Blitzen Trapper: Destroyer of the Void
The freakiness that made them so unique in the beginning has decreased in inverse proportion to their hair: as they’ve gotten hairier, but their sound has been cleaned up just as much. A lot of what was essential about the band remains – elements of shiny pop (the engaging turnaround in “Laughing Lover”), buzzy old-school fuzz tones (“Love And Hate”). But what happened to the promise of the freaky, lo-fi aesthetic of Wild Mountain Nation? Their wayward rootsiness still pokes through at times, but overall the band is continuing the trajectory it began with Furr, blitzing itself into the too-safe trappings of labelmates like The Shins and Iron & Wine more than the erstwhile tones of classic rock.
Though the move disappoints me personally, the strength of the songs are still apparent on tracks like “Hurricane,” which is propelled by a frenetic 12-string strum before it collapses into a CSNY-like lope at its midpoint. But leader Eric Easley’s love of a good internal rhyme and Dylanesque inflections (“The Tree”), and the creepy darkness that pervaded earlier albums (“The Man Who Spoke True”), seem out of place in the overall sparkling sheen of Destroyer Of The Void’s production. “Evening Star” blends a thudding backbeat with tight harmonies and gleeful southern rock idioms, but as the album moves on, it begins to lag under an overused formula that is singularly theirs but too familiar. “The Tailor” is one of many songs that start with plaintive acoustic guitar and vocals; most of these loll at mid-tempo, like “Heaven,” which drags on into near monotony while noticeably recycling imagery from Easley’s own lyrics.
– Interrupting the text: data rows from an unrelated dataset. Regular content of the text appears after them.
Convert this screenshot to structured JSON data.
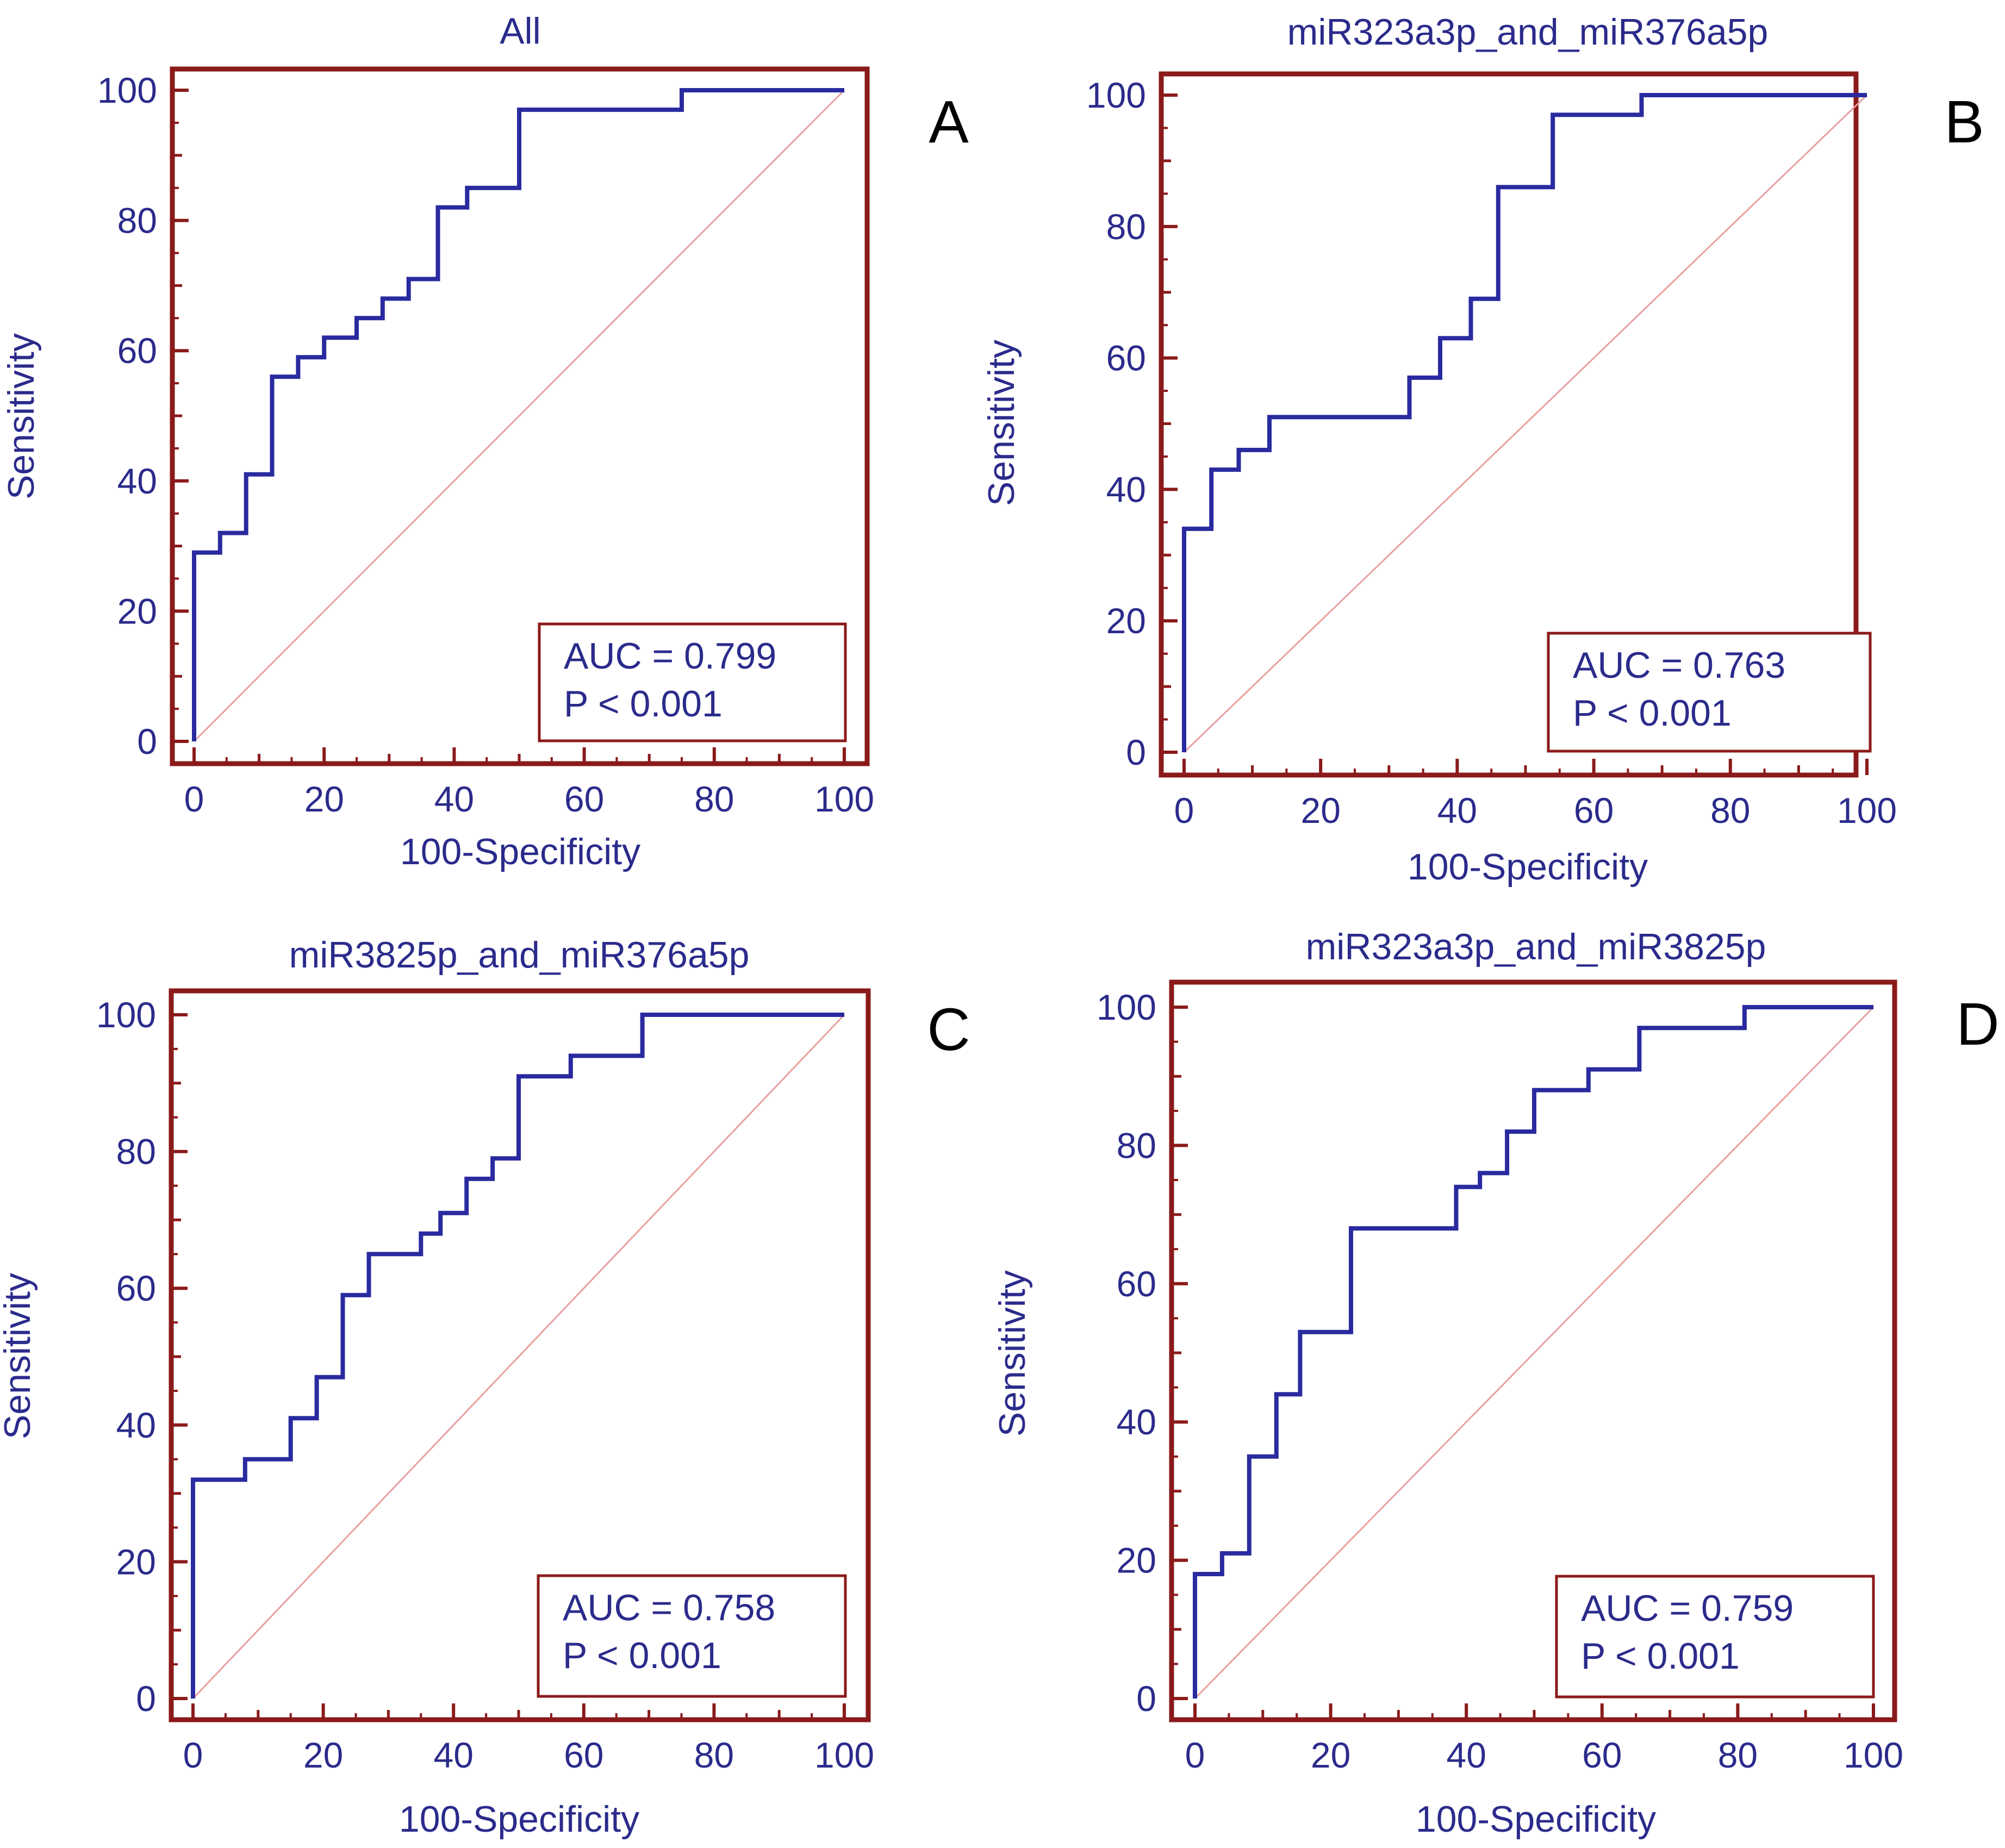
{
  "colors": {
    "axis": "#8b1a1a",
    "text": "#2b2b8c",
    "curve": "#2a2aa0",
    "diagonal": "#e8a0a0",
    "letter": "#000000"
  },
  "chart_data": [
    {
      "type": "line",
      "panel_letter": "A",
      "title": "All",
      "xlabel": "100-Specificity",
      "ylabel": "Sensitivity",
      "xlim": [
        0,
        100
      ],
      "ylim": [
        0,
        100
      ],
      "ticks": [
        0,
        20,
        40,
        60,
        80,
        100
      ],
      "minor_ticks": [
        10,
        30,
        50,
        70,
        90
      ],
      "auc_text": "AUC = 0.799",
      "p_text": "P < 0.001",
      "series": [
        {
          "name": "ROC",
          "x": [
            0,
            0,
            4,
            4,
            8,
            8,
            12,
            12,
            16,
            16,
            20,
            20,
            25,
            25,
            29,
            29,
            33,
            33,
            37.5,
            37.5,
            42,
            42,
            50,
            50,
            75,
            75,
            100
          ],
          "y": [
            0,
            29,
            29,
            32,
            32,
            41,
            41,
            56,
            56,
            59,
            59,
            62,
            62,
            65,
            65,
            68,
            68,
            71,
            71,
            82,
            82,
            85,
            85,
            97,
            97,
            100,
            100
          ]
        },
        {
          "name": "Reference",
          "x": [
            0,
            100
          ],
          "y": [
            0,
            100
          ]
        }
      ]
    },
    {
      "type": "line",
      "panel_letter": "B",
      "title": "miR323a3p_and_miR376a5p",
      "xlabel": "100-Specificity",
      "ylabel": "Sensitivity",
      "xlim": [
        0,
        100
      ],
      "ylim": [
        0,
        100
      ],
      "ticks": [
        0,
        20,
        40,
        60,
        80,
        100
      ],
      "minor_ticks": [
        10,
        30,
        50,
        70,
        90
      ],
      "auc_text": "AUC = 0.763",
      "p_text": "P < 0.001",
      "series": [
        {
          "name": "ROC",
          "x": [
            0,
            0,
            4,
            4,
            8,
            8,
            12.5,
            12.5,
            33,
            33,
            37.5,
            37.5,
            42,
            42,
            46,
            46,
            54,
            54,
            67,
            67,
            100
          ],
          "y": [
            0,
            34,
            34,
            43,
            43,
            46,
            46,
            51,
            51,
            57,
            57,
            63,
            63,
            69,
            69,
            86,
            86,
            97,
            97,
            100,
            100
          ]
        },
        {
          "name": "Reference",
          "x": [
            0,
            100
          ],
          "y": [
            0,
            100
          ]
        }
      ]
    },
    {
      "type": "line",
      "panel_letter": "C",
      "title": "miR3825p_and_miR376a5p",
      "xlabel": "100-Specificity",
      "ylabel": "Sensitivity",
      "xlim": [
        0,
        100
      ],
      "ylim": [
        0,
        100
      ],
      "ticks": [
        0,
        20,
        40,
        60,
        80,
        100
      ],
      "minor_ticks": [
        10,
        30,
        50,
        70,
        90
      ],
      "auc_text": "AUC = 0.758",
      "p_text": "P < 0.001",
      "series": [
        {
          "name": "ROC",
          "x": [
            0,
            0,
            8,
            8,
            15,
            15,
            19,
            19,
            23,
            23,
            27,
            27,
            35,
            35,
            38,
            38,
            42,
            42,
            46,
            46,
            50,
            50,
            58,
            58,
            69,
            69,
            100
          ],
          "y": [
            0,
            32,
            32,
            35,
            35,
            41,
            41,
            47,
            47,
            59,
            59,
            65,
            65,
            68,
            68,
            71,
            71,
            76,
            76,
            79,
            79,
            91,
            91,
            94,
            94,
            100,
            100
          ]
        },
        {
          "name": "Reference",
          "x": [
            0,
            100
          ],
          "y": [
            0,
            100
          ]
        }
      ]
    },
    {
      "type": "line",
      "panel_letter": "D",
      "title": "miR323a3p_and_miR3825p",
      "xlabel": "100-Specificity",
      "ylabel": "Sensitivity",
      "xlim": [
        0,
        100
      ],
      "ylim": [
        0,
        100
      ],
      "ticks": [
        0,
        20,
        40,
        60,
        80,
        100
      ],
      "minor_ticks": [
        10,
        30,
        50,
        70,
        90
      ],
      "auc_text": "AUC = 0.759",
      "p_text": "P < 0.001",
      "series": [
        {
          "name": "ROC",
          "x": [
            0,
            0,
            4,
            4,
            8,
            8,
            12,
            12,
            15.5,
            15.5,
            23,
            23,
            38.5,
            38.5,
            42,
            42,
            46,
            46,
            50,
            50,
            58,
            58,
            65.5,
            65.5,
            81,
            81,
            100
          ],
          "y": [
            0,
            18,
            18,
            21,
            21,
            35,
            35,
            44,
            44,
            53,
            53,
            68,
            68,
            74,
            74,
            76,
            76,
            82,
            82,
            88,
            88,
            91,
            91,
            97,
            97,
            100,
            100
          ]
        },
        {
          "name": "Reference",
          "x": [
            0,
            100
          ],
          "y": [
            0,
            100
          ]
        }
      ]
    }
  ]
}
Likewise, the jagged, unpredictable chord changes that were once Blitzen Trapper’s hallmark have now become the opposite –a songwriting trope that the listener expects, almost demands, from the band.
While I’m sure their live show will still retain the rawness that made them sound so immediate and great only a couple of years ago, Destroyer Of The Void has actually smoothed out a few too many edges to save fans from the tepid abyss against which the promise of Blitzen Trapper once raged.